"D' you turn them calves out into the corral?" she demanded, her voice harder because of her secret uneasiness.
"I was goin' to, but the wind's changed into the north, 'n' I thought mebby you wouldn't want 'em out." Jase turned back aimlessly to the door. His voice was getting cracked and husky, and the deprecating note dominated pathetically all that he said. "You'll have to face the wind goin' home," he said to Billy Louise. "More 'n likely you'll be facin' snow, too. Looks bad, off that way."
"You go on and turn them calves out!" Marthy commanded him harshly. "Billy Louise ain't goin' home if it storms; I sh'd think you'd know enough to know that."
"Oh, but I'll have to go, anyway," the girl interrupted. "Mommie can't be there alone; she'd worry herself to death if I didn't show up by dark. She worries about every little thing since daddy died. I ought to have gone before--or I oughtn't to have come. But she was worrying about you, Marthy; she hadn't seen or heard of you for a month, and she was afraid you might be sick or something. Why don't you get someone to stay with you? I think you ought to."
She looked toward the door, which Jase had closed upon his departure. "If Jase should--get sick, or anything--"
"Jase ain't goin' to git sick," Marthy retorted glumly. "Yuh don't want to let him worry yuh, Billy Louise. If I'd worried every time he yowled around about being sick, I'd be dead or crazy by now. I dunno but maybe I'll have somebody to help with the work, though," she added, after a pause during which she had swiped the dish-rag around the sides of the pan once or twice, and had opened the door and thrown the water out beyond the doorstep like the sloven she was. "I got a nephew that wants to come out.
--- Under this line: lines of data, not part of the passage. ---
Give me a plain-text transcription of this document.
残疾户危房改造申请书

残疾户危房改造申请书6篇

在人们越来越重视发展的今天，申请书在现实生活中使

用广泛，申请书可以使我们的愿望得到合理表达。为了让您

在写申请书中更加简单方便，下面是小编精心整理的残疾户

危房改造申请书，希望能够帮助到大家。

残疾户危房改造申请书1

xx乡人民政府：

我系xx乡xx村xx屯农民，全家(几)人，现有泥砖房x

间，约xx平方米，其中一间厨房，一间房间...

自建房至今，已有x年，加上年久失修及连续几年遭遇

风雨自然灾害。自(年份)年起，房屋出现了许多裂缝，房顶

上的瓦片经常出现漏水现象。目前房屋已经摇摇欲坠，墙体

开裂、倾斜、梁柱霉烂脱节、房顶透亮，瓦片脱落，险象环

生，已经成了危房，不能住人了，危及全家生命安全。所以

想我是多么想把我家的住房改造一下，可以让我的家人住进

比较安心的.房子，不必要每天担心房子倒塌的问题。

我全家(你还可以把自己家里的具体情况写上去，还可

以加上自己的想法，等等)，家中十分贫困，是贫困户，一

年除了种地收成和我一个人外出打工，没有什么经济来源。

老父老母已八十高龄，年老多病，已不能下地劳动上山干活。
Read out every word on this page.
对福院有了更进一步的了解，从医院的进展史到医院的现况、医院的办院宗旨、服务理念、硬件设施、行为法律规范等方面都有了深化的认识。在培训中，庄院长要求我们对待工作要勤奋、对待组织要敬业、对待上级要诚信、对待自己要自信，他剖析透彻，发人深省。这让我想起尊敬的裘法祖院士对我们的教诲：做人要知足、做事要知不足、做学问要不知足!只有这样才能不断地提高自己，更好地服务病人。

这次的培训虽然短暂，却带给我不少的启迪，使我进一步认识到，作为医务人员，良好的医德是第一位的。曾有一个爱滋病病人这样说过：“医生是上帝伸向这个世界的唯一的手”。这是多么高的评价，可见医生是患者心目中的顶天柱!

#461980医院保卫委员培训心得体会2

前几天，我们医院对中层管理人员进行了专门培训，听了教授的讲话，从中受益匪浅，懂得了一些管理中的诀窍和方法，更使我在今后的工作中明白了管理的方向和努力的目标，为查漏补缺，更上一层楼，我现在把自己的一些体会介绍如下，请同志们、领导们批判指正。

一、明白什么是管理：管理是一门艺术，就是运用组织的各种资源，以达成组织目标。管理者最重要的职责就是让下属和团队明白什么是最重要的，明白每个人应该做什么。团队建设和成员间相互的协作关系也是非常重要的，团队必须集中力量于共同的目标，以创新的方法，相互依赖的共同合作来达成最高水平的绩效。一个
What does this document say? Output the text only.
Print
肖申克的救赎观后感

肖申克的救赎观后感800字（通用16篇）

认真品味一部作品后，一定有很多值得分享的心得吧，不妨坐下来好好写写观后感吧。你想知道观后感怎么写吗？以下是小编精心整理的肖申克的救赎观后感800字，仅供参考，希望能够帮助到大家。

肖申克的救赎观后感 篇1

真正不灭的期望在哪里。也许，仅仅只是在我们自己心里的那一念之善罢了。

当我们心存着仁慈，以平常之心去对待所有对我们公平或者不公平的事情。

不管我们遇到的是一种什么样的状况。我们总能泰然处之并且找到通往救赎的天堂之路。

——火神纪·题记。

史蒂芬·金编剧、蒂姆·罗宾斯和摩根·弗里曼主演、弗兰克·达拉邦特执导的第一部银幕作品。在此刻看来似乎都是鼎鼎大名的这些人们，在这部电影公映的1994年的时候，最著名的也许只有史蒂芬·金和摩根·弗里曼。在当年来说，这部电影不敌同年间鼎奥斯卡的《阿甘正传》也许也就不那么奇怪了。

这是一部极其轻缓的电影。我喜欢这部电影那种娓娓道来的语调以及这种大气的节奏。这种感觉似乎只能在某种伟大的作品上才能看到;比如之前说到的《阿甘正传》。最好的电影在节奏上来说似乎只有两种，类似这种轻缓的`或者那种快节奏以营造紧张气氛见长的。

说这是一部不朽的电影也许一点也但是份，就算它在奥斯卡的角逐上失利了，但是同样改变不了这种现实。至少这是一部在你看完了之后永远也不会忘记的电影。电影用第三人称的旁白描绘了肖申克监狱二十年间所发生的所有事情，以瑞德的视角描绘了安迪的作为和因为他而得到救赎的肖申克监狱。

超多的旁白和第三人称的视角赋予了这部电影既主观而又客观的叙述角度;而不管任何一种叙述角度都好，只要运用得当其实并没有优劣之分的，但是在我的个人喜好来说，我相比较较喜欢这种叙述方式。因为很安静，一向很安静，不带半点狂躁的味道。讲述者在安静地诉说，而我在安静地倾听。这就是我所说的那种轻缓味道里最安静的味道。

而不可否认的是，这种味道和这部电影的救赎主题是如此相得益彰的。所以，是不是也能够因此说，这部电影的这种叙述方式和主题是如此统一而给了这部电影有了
He's been in a bank, but he's quit and wants to git on to a ranch. I dunno but I'll have him come, in the spring."
"Do," urged Billy Louise, perfectly unconscious of the potentialities of the future. "I hate to think of you two down here alone. I don't suppose anyone ever comes down here, except me--and that isn't often."
"Nobody's got any call to come down," said Marthy stolidly. "They sure ain't going to come for our comp'ny and there ain't nothing else to bring 'em."